Swedish Biodiversity
in Time and Space
Tracking ecosystem change through decades of airborne environmental DNA
Ecosystems are being reshaped by climate change and land-use pressures. Understanding biodiversity change requires long-term data.
Our mission is to unlock a biodiversity time capsule to understand ecosystem change through long-term airborne environmental DNA.
SweBITS is a multidisciplinary, collaborative research project using a unique and growing 60-year archive of airborne environmental DNA (eDNA) to understand how biodiversity changes across Sweden through time and space.
What we do
We use eDNA from long-term air filter archives to reconstruct how ecosystems have changed over time. By applying high-throughput sequencing to weekly samples collected across Sweden since the 1960s, we can monitor all groups of organisms, from microbes to mammals, from water to land, across decades.
This approach provides a powerful “molecular time machine” for identifying ecological baselines and tracking long-term changes in biodiversity, phenology, gene abundance, and genetic diversity. It also enables detection of emerging biological threats such as pathogens and invasive species. By combining our air filter eDNA data with climate and land-use data, we can assess ecosystem impacts and generate knowledge for conservation, biosecurity, and sustainable resource management.
Our long-term goal is to establish a national analytical centre for Sweden, enabling systematic use of air filter–based eDNA to monitor and understand biodiversity change across time and space.
Our data
We work with a network of six long-term airborne eDNA time series from across Sweden, spanning contrasting ecological conditions from Arctic to temperate environments. All sites are sampled weekly and stored as part of a continuous national archive.
Currently, our analyses focus on the Kiruna and Ljungbyhed time series, which are the only sites sequenced to date. The remaining four sites are not yet processed and represent a major opportunity for future expansion of the dataset.
Kiruna
Umeå
Gävle
Kista
Visby
Ljungbyhed
40 Years of Arctic Biodiversity Change
A long-term airborne eDNA time series from Kiruna in Arctic Sweden reveals how biodiversity changed between 1974 and 2008. We demonstrate long-term, land-use-associated shifts in Arctic biodiversity detectable over more than three decades.
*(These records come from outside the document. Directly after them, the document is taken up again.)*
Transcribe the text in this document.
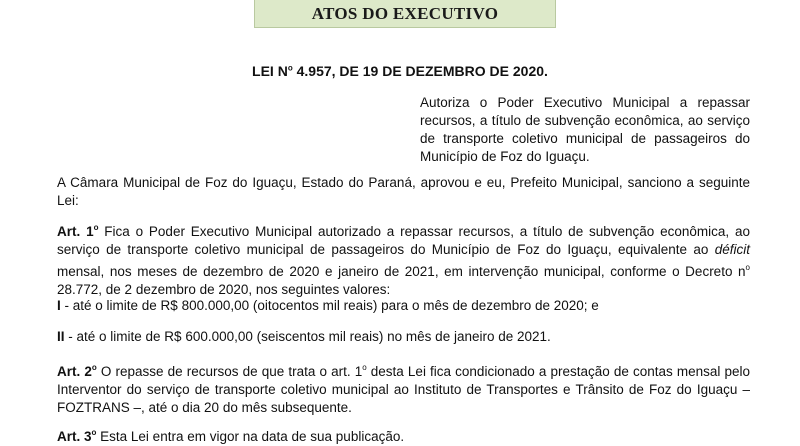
ATOS DO EXECUTIVO
LEI $N^o$ 4.957, DE 19 DE DEZEMBRO DE 2020.
Autoriza o Poder Executivo Municipal a repassar recursos, a título de subvenção econômica, ao serviço de transporte coletivo municipal de passageiros do Município de Foz do Iguaçu.
A Câmara Municipal de Foz do Iguaçu, Estado do Paraná, aprovou e eu, Prefeito Municipal, sanciono a seguinte Lei:
Art. 1$^o$ Fica o Poder Executivo Municipal autorizado a repassar recursos, a título de subvenção econômica, ao serviço de transporte coletivo municipal de passageiros do Município de Foz do Iguaçu, equivalente ao déficit mensal, nos meses de dezembro de 2020 e janeiro de 2021, em intervenção municipal, conforme o Decreto $n^o$ 28.772, de 2 dezembro de 2020, nos seguintes valores:
I - até o limite de R$ 800.000,00 (oitocentos mil reais) para o mês de dezembro de 2020; e
II - até o limite de R$ 600.000,00 (seiscentos mil reais) no mês de janeiro de 2021.
Art. 2$^o$ O repasse de recursos de que trata o art. 1$^o$ desta Lei fica condicionado a prestação de contas mensal pelo Interventor do serviço de transporte coletivo municipal ao Instituto de Transportes e Trânsito de Foz do Iguaçu – FOZTRANS –, até o dia 20 do mês subsequente.
Art. 3$^o$ Esta Lei entra em vigor na data de sua publicação.
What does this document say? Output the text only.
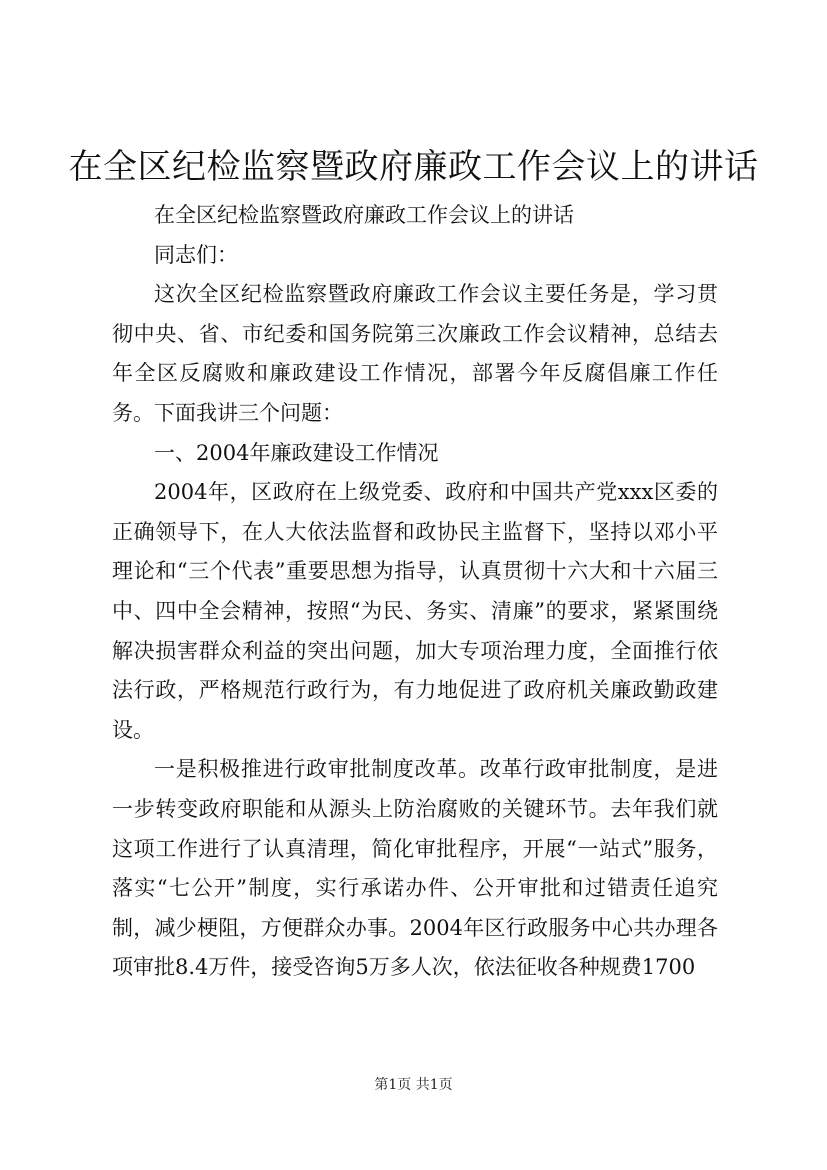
在全区纪检监察暨政府廉政工作会议上的讲话

在全区纪检监察暨政府廉政工作会议上的讲话

同志们：

这次全区纪检监察暨政府廉政工作会议主要任务是，学习贯彻中央、省、市纪委和国务院第三次廉政工作会议精神，总结去年全区反腐败和廉政建设工作情况，部署今年反腐倡廉工作任务。下面我讲三个问题：

一、2004年廉政建设工作情况

2004年，区政府在上级党委、政府和中国共产党xxx区委的正确领导下，在人大依法监督和政协民主监督下，坚持以邓小平理论和“三个代表”重要思想为指导，认真贯彻十六大和十六届三中、四中全会精神，按照“为民、务实、清廉”的要求，紧紧围绕解决损害群众利益的突出问题，加大专项治理力度，全面推行依法行政，严格规范行政行为，有力地促进了政府机关廉政勤政建设。

一是积极推进行政审批制度改革。改革行政审批制度，是进一步转变政府职能和从源头上防治腐败的关键环节。去年我们就这项工作进行了认真清理，简化审批程序，开展“一站式”服务，落实“七公开”制度，实行承诺办件、公开审批和过错责任追究制，减少梗阻，方便群众办事。2004年区行政服务中心共办理各项审批8.4万件，接受咨询5万多人次，依法征收各种规费1700

第1页 共1页
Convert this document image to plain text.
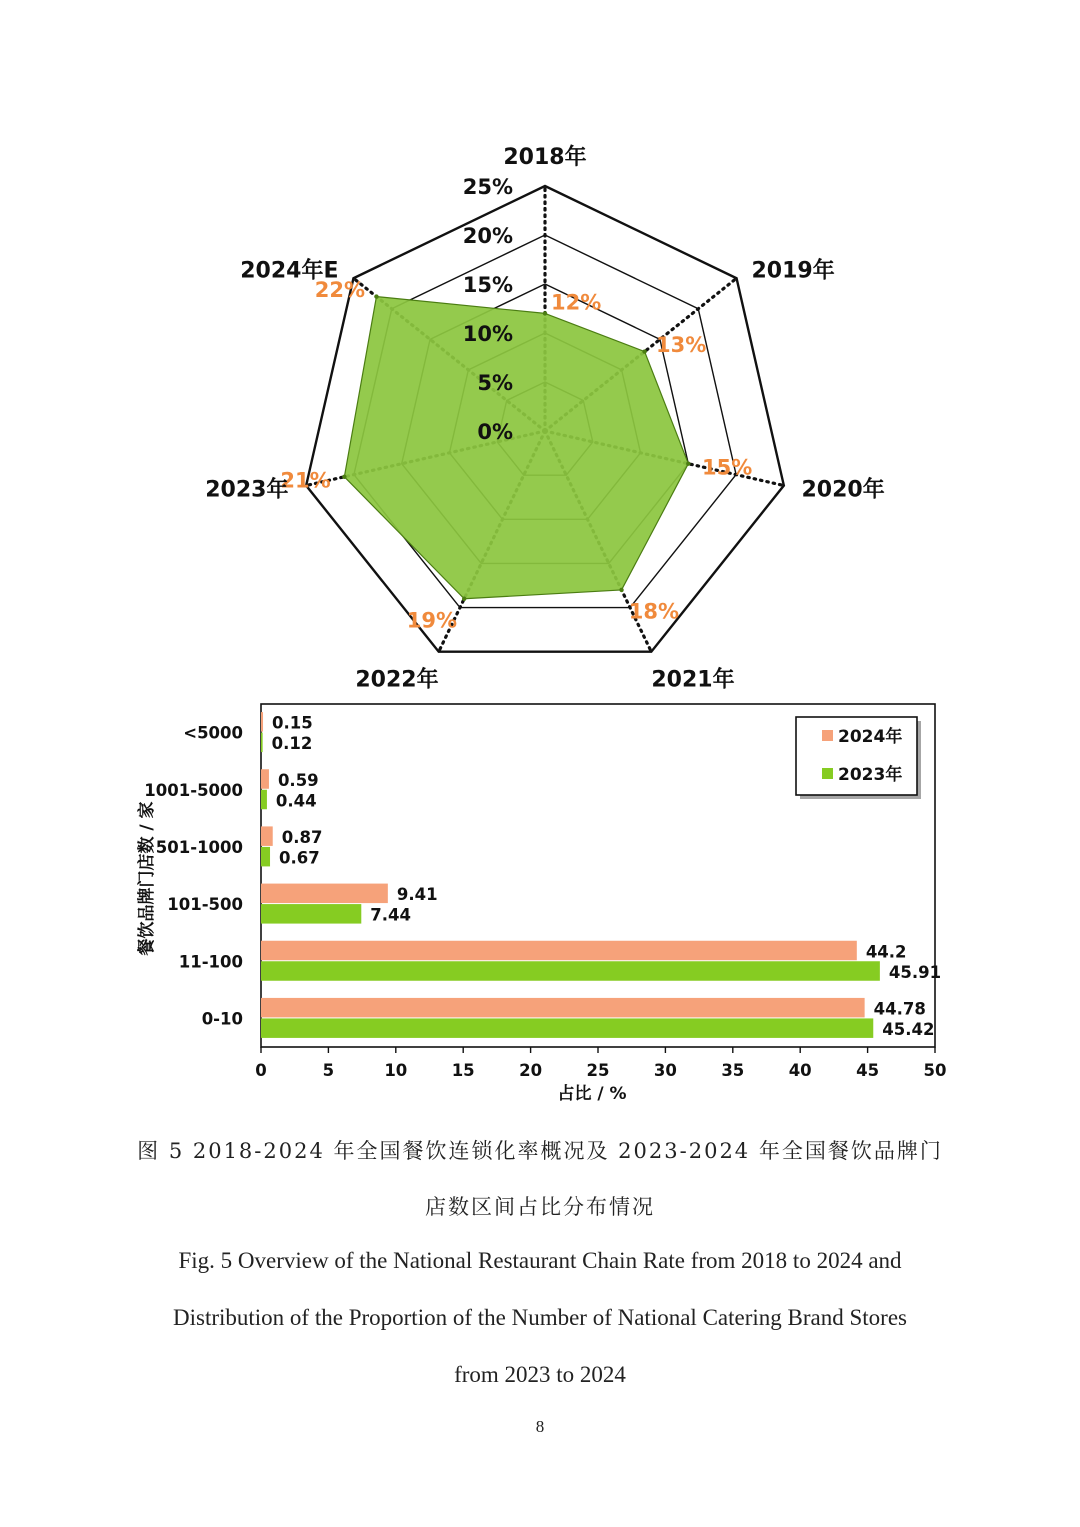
0%
5%
10%
15%
20%
25%
12%
13%
15%
18%
19%
21%
22%
2018年
2019年
2020年
2021年
2022年
2023年
2024年E
0.15
0.12
<5000
0.59
0.44
1001-5000
0.87
0.67
501-1000
9.41
7.44
101-500
44.2
45.91
11-100
44.78
45.42
0-10
0	5	10	15	20	25	30	35	40	45	50
占比 / %
餐饮品牌门店数 / 家
2024年
2023年
图 5 2018-2024 年全国餐饮连锁化率概况及 2023-2024 年全国餐饮品牌门
店数区间占比分布情况
Fig. 5 Overview of the National Restaurant Chain Rate from 2018 to 2024 and
Distribution of the Proportion of the Number of National Catering Brand Stores
from 2023 to 2024
8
Long-Term Biodiversity Change in Southern Sweden
A long-term airborne eDNA time series from Ljungbyhed in Skåne reveals strong seasonal patterns in biodiversity and offers unique insights into how ecosystems respond to environmental and land-use change.
“The archive turned out to be a time machine, allowing us to revisit the past and watch an ecosystem changing in almost real time.”